Tesla must pay ex-worker $15 million for “disturbing” racist abuse, judge rules – Ars Technica

Aerial view of cars parked in a Tesla factory parking lot. A Tesla logo is painted on the concrete.
Enlarge / Cars parked at the Tesla Fremont Factory in Fremont, California, on February 10, 2022.

Getty Images | Josh Edelson

On Wednesday, a federal judge rejected Tesla’s claim that it is not liable for “disturbing” racist abuse suffered by an ex-factory worker. US District Judge William Orrick rejected what he called Tesla’s “watered-down revisionism” that cast plaintiff Owen Diaz’s suffering as “mild and short-lived.”

The judge slashed Diaz’s financial award, however. While the jury awarded Diaz $6.9 million in compensatory damages and $130 million in punitive damages, Orrick set the amounts at $1.5 million in compensatory damages and $13.5 million in punitive damages instead.

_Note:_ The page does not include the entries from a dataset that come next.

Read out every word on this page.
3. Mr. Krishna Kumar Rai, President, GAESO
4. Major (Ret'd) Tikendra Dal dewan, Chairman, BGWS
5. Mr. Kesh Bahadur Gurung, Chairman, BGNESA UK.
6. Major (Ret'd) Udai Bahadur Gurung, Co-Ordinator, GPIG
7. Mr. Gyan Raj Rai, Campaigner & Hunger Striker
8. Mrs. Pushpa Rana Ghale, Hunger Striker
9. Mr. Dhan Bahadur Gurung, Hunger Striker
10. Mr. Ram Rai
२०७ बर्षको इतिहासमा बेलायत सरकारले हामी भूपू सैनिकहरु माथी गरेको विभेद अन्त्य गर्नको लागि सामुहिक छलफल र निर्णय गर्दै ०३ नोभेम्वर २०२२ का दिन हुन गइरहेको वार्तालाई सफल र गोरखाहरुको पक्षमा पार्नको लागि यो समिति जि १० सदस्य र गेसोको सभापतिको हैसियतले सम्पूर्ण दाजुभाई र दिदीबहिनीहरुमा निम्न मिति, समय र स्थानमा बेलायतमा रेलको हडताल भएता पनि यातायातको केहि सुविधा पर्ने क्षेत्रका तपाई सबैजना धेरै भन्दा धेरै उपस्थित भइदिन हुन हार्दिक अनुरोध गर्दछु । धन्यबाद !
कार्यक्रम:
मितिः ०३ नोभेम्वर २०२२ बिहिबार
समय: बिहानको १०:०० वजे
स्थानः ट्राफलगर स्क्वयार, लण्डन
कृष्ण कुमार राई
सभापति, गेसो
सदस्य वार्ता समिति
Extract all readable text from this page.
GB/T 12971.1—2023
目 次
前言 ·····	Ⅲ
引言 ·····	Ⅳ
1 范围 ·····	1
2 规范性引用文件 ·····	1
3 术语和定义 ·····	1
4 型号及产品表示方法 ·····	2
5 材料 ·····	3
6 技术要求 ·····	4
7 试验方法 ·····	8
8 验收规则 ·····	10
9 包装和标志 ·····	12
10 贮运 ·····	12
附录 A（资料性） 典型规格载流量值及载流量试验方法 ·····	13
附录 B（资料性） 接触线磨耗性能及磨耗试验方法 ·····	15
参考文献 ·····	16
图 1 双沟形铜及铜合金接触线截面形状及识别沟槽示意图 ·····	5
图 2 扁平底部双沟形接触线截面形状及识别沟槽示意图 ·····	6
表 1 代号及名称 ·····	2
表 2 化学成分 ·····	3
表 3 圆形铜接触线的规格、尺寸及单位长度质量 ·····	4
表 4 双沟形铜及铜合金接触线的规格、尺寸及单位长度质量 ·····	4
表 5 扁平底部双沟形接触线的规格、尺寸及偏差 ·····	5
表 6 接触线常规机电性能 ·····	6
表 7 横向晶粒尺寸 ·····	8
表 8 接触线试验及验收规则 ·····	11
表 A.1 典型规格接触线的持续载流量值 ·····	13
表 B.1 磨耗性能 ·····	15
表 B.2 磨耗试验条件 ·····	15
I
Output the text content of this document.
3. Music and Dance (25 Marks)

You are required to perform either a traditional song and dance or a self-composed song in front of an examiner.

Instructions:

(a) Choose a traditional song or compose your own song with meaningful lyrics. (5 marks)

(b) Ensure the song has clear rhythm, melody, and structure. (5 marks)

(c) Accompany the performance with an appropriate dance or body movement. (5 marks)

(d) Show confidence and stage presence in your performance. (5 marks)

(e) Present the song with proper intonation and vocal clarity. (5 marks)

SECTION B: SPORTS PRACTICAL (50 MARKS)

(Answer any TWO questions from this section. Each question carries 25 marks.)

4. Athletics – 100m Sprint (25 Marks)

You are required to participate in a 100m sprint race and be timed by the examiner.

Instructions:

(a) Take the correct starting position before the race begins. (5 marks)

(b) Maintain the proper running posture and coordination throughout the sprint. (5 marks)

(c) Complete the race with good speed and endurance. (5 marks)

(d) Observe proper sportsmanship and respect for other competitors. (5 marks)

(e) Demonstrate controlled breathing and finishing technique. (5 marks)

He wrote that the new compensatory amount of $1.5 million is “the highest award supported by the evidence” and that the punitive damages can be nine times that amount based on US law.

“The evidence was disturbing,” said Orrick’s ruling in the US District Court for the Northern District of California. “The jury heard that the Tesla factory was saturated with racism. Diaz faced frequent racial abuse, including the n-word and other slurs. Other employees harassed him. His supervisors and Tesla’s broader management structure did little or nothing to respond. And supervisors even joined in on the abuse, one going so far as to threaten Diaz and draw a racist caricature near his workstation.”

Tesla wanted to limit compensatory and punitive damages to $300,000 each.

“Legally sufficient basis to find Tesla liable”

Diaz worked at a Tesla factory in Fremont starting in June 2015 and “was ‘separated’ from Tesla without prior warning” in May 2016, the ruling said. Diaz’s paychecks came from a staffing agency called CitiStaff, but he testified that “all of [his] directions came from Tesla.” He received training and certification from Tesla for his job operating a forklift. He sued Tesla in October 2017.

After the trial, Tesla asked the court for a “judgment as a matter of law that it is not liable,” or alternatively “for a new trial and to reduce the amount of damages,” Orrick noted. Tesla argued that under 42 U.S.C. § 1981—a Reconstruction-era law that prohibits discrimination in the making and enforcement of contracts—it was not liable because “Diaz’s contract of employment was with a staffing agency that Tesla contracted with, not with Tesla itself,” Orrick wrote.

Orrick denied the motion for a judgment as a matter of law, writing:

[T]he jury had a legally sufficient basis to find Tesla liable on two grounds. First, it found in a special verdict that Tesla qualified as an employer of Diaz under the law, even if not on paper. It could have reasonably found that this employment relationship was governed by an implied-in-fact contract. Second, it could have found that Diaz was an intended beneficiary of the contract between Tesla and the staffing agency. As a result, Diaz was entitled to bring the Section 1981 claim to enforce his rights under that contract. On the remaining issues, Tesla waived its legal challenge to Diaz’s state-law negligent supervision claim. And Tesla’s motion for a new trial is also denied; the weight of the evidence amply supports the jury’s liability findings.